Conversely, a rise in the prices of the commodities leads to appreciation of the commodity currency.
Commodity Prices and NZD.
New Zealand has many natural resources and is a major global exporter of agricultural produce.
As a result, the New Zealand dollar is seen as a commodity currency.
Commodity prices affect NZD since The New Zealand economy is highly dependent on its great export of commodities.
When the commodity prices rise, its exports increase hence boosting the economy. This also results to appreciation of the value of NZD.
In addition,
New Zealand economy and the Australia’s economy depend on each other for trade.
This means, the New Zealand economy is also affected by gold price fluctuations in Australia.
When gold prices rise, Australian economy expands and so does the New Zealand economy. On the other hand, if gold prices fall, Australia’s economy collapses and also New Zealand.
Commodity prices have a strong positive correlation with the NZD and AUD, and negative with the USD.
The NZD and US. dollar
Apart from the US. economy depending on New Zealand’s imports, the US dollar is pegged to commodity prices.
Every time you purchase or sell a commodity on the global market, you spend or receive a dollar.

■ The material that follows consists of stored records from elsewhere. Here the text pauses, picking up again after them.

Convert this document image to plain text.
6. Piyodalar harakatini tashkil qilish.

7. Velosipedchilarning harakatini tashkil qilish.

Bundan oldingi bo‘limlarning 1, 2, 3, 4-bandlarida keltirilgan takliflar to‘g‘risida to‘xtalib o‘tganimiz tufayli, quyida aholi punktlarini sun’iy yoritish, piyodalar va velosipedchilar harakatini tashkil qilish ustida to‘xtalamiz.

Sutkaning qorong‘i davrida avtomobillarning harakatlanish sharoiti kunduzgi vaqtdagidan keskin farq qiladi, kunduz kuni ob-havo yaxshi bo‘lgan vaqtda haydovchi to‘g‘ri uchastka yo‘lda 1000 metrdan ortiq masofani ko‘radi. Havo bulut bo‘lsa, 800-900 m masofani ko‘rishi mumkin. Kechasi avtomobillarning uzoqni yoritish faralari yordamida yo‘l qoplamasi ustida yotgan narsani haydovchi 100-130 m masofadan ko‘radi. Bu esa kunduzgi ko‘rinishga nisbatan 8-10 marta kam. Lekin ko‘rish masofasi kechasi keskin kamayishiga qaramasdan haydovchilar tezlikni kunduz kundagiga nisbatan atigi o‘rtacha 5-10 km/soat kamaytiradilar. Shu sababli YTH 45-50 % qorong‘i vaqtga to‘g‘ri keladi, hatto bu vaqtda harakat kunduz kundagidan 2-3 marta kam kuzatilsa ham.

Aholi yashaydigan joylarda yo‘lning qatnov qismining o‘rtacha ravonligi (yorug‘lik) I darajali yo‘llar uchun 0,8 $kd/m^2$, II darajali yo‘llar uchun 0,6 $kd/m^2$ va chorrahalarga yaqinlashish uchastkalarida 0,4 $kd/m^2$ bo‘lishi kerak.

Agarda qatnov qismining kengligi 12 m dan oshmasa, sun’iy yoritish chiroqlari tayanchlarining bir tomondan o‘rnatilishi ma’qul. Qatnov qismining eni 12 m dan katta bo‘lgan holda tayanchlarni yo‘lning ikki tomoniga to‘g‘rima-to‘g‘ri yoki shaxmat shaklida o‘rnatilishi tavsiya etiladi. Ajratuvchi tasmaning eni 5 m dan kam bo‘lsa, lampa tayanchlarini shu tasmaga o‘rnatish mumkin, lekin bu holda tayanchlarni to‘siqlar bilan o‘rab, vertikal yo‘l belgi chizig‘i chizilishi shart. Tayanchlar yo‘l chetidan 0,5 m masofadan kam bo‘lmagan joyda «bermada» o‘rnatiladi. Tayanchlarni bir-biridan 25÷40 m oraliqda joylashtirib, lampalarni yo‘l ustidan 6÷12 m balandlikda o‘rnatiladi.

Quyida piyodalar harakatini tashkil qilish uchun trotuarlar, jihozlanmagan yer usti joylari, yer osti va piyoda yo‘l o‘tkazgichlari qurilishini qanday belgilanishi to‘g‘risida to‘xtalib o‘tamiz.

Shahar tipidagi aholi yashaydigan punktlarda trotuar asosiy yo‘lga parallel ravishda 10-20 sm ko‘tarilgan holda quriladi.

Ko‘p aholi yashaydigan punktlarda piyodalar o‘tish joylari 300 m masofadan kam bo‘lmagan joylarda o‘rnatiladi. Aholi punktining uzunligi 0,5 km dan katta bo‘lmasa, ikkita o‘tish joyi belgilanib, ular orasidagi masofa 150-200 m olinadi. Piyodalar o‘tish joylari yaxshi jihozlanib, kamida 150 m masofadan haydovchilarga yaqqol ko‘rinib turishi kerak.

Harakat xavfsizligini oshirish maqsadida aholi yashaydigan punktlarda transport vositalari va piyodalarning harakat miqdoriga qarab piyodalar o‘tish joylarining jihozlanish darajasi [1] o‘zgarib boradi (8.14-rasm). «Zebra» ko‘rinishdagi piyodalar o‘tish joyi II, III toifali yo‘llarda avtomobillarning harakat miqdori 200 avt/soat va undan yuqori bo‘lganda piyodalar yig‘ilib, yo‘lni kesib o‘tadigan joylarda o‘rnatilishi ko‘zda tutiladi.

As demand for commodities from New Zealand increases, prices rise hence more supply of the dollar and more demand for the NZD.
As a result the Dollar value falls and the NZD value appreciates.
When Commodity prices rise, the New Zealand dollar rises, the US. dollar falls and the NZD/USD rises.
The most prominent commodity news that move NZD/USD is specifically dairy products.
New Zealand is a top 5 global exporter of dairy, milk powder, butter and cheese taking 21.2% of New Zealand’s total exports.
The diary exports mainly go to China, Australia and United States.